Social Distancing Is in Our Faith’s DNA

Like many pastors, I lead a faith community that is beginning to think carefully on how we will gather again physically during this pandemic in a way that is safe. Guidance continues to suggest some of the things we take for granted in our worship, like singing, should be avoided. The closeness we feel through handshakes, hugs, laughter, and deep conversation become vectors for the transmission of this disease which can harm so many.

I know the question for many Christians will be – is it church if we gather without hugs? Is it church if we cannot lift our voices together in praise and lament from the depths of our hearts? Is it church if we must maintain six feet of physical distance and minimize our time together for one another’s safety?
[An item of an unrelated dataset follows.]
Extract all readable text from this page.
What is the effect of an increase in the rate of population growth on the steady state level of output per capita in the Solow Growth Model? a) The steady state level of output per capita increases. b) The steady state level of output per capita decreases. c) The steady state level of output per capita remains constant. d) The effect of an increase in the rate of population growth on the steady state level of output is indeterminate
Is it church if our practice at the communion table focuses more on sanitization than celebration? All of these realities make these decisions so difficult because we know, from previous pandemics and the nearly 100,000 lives already lost, life and death is at stake. When we do gather, it may not feel like the church we once knew.

And yet I recognize somehow that social distancing is woven into the very DNA of the church’s story.
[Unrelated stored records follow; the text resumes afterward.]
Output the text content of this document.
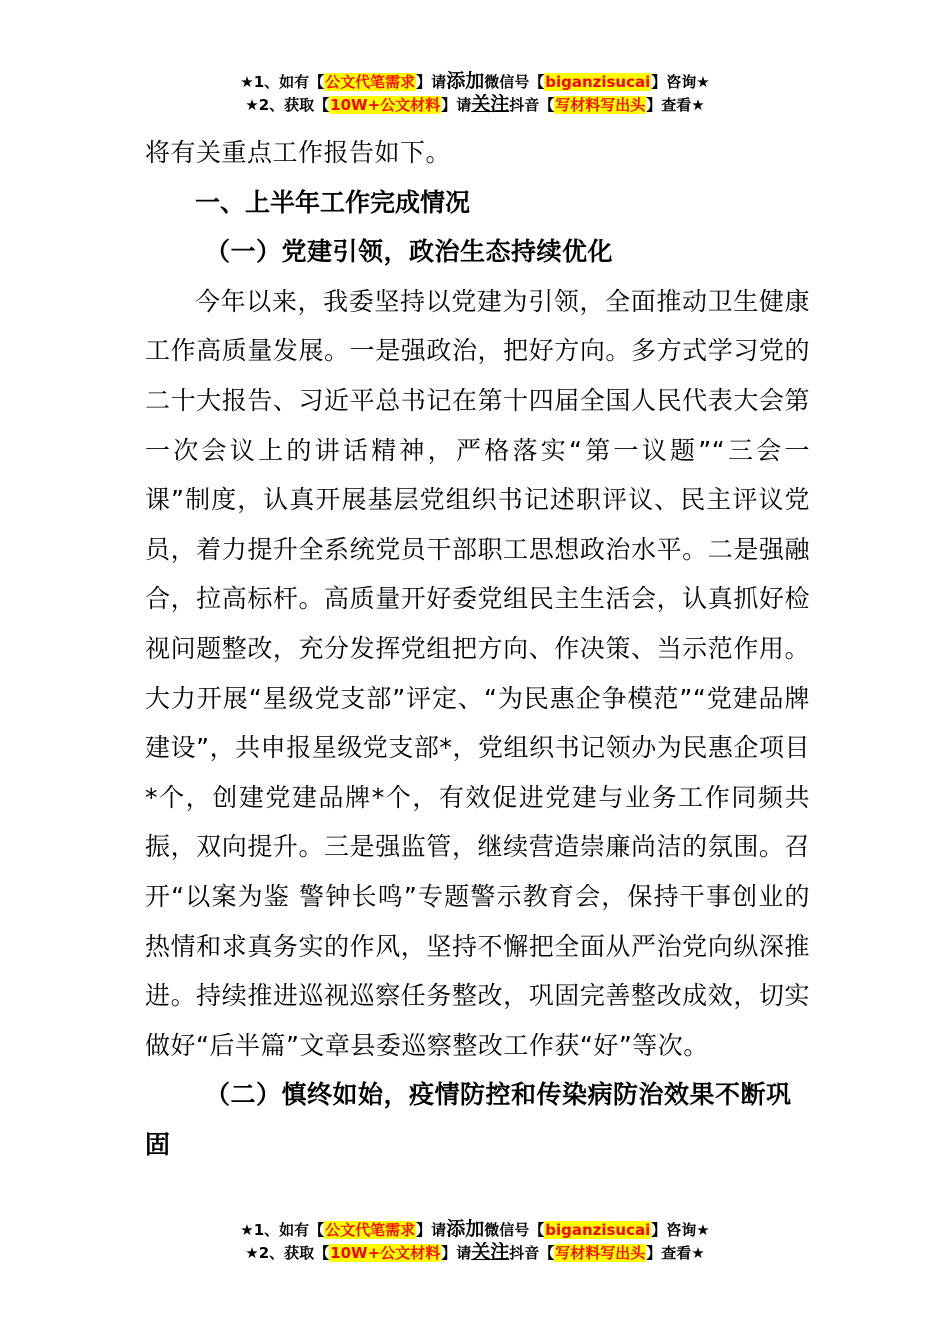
★1、如有【公文代笔需求】请添加微信号【biganzisucai】咨询★
★2、获取【10W+公文材料】请关注抖音【写材料写出头】查看★

将有关重点工作报告如下。

一、上半年工作完成情况

（一）党建引领，政治生态持续优化

今年以来，我委坚持以党建为引领，全面推动卫生健康工作高质量发展。一是强政治，把好方向。多方式学习党的二十大报告、习近平总书记在第十四届全国人民代表大会第一次会议上的讲话精神，严格落实“第一议题”“三会一课”制度，认真开展基层党组织书记述职评议、民主评议党员，着力提升全系统党员干部职工思想政治水平。二是强融合，拉高标杆。高质量开好委党组民主生活会，认真抓好检视问题整改，充分发挥党组把方向、作决策、当示范作用。大力开展“星级党支部”评定、“为民惠企争模范”“党建品牌建设”，共申报星级党支部*，党组织书记领办为民惠企项目*个，创建党建品牌*个，有效促进党建与业务工作同频共振，双向提升。三是强监管，继续营造崇廉尚洁的氛围。召开“以案为鉴 警钟长鸣”专题警示教育会，保持干事创业的热情和求真务实的作风，坚持不懈把全面从严治党向纵深推进。持续推进巡视巡察任务整改，巩固完善整改成效，切实做好“后半篇”文章县委巡察整改工作获“好”等次。

（二）慎终如始，疫情防控和传染病防治效果不断巩固

★1、如有【公文代笔需求】请添加微信号【biganzisucai】咨询★
★2、获取【10W+公文材料】请关注抖音【写材料写出头】查看★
Jesus regularly distanced himself, going out to pray to renew and recharge, and often invited his disciples to the wilderness or mountaintop or middle of the lake to wait upon God’s presence, away from the commotion of crowds and expectations.

The early church sustained itself and passed on stories and wisdom through the writing of letters, which we call the Epistles, instructing and encouraging early communities of disciples in how to live faithfully in anxious, oppressive times. Some of these letters were even crafted from prison cells.

The desert fathers and mothers fled the Roman Empire into the wilderness to wrestle with their inadequacies, pray in community, and pursue Jesus away from distraction and corruption. Generations of monastic orders continued that practice to this day, some even around the corner from where you might be reading this.

And there have always been those who have been turned away by church structures and leaders and had to form their own socially distant networks, resources, and communities to foster alternate narratives and ways of holy living, speaking words of affirmation and justice to those marginalized and wounded by systems of power.

Perhaps social distance for people of faith provides an opportunity to save lives not just from a pandemic but also from systemic evils that take lives everyday by providing us a time to look at what exists, critique it, and reimagine what might be. Reimagine a church where no one is socially distanced by the misuse of power. Reimagine a church where the care of the most vulnerable is at the core of who we are. And live into that imagination.